In application, the cell to be detected and the culture solution are added into a pore plate of the cell culture online detection device, then the cell culture online detection device is placed into an incubator, the growth, adaptability and behavior of the cell are studied in real time, the invasion and migration of the cell are monitored, the cytotoxic reaction caused by a wide molecular target is monitored, the process of differentiating the stem cell into the somatic cell is captured in real time, the adhesion and the extension of the cell are continuously monitored, and the like. Can be used for cancer immunotherapy.

Referring to fig. 12, fig. 12 is a SKOV3 ovarian cancer tumor cell killing experiment. 20000 tumor cells are respectively paved at the bottom of the cell culture pore plate one day in advance, and the target ratio is paved in the corresponding pore plate 2.5: 1 and 5: 1 with CAR-T cells, for a total of 4 groups, wherein 2.5: 1 is 50000 cells, 5: 1 is 100000 cells. Curves 1 and 2 show that the effective target ratio is 2.5: 1 and 5: 1 blank control NC-T experimental group; curves 3 and 4 show that the effective target ratio is 2.5: 1 and 5: 1 CAR-T cell panel. The experimental results show that the CAR-T cells can remarkably kill tumor cells.

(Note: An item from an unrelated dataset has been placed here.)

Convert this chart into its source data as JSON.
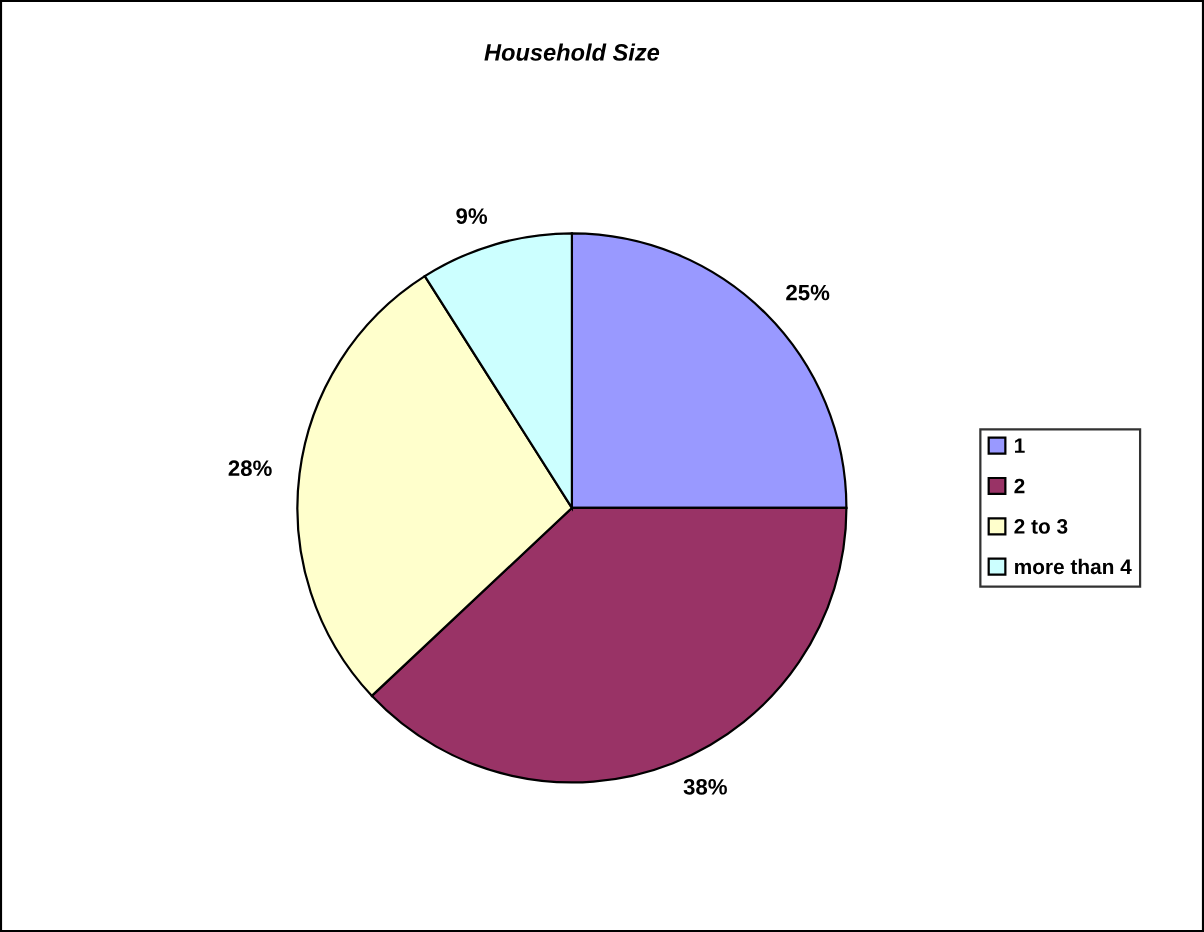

It can be seen from the figure that cells grew normally before killing cancer cells, and at 1200 min, CAR-T cells were added to the CAR-T cell experimental group channels, and then the cell growth tendency (Cellindex) of cancer cells in the channels decreased, while the cells of the blank control group were not affected.

The foregoing is only a preferred embodiment of the present invention, and it should be noted that, for those skilled in the art, various modifications and decorations can be made without departing from the principle of the present invention, and these modifications and decorations should also be regarded as the protection scope of the present invention.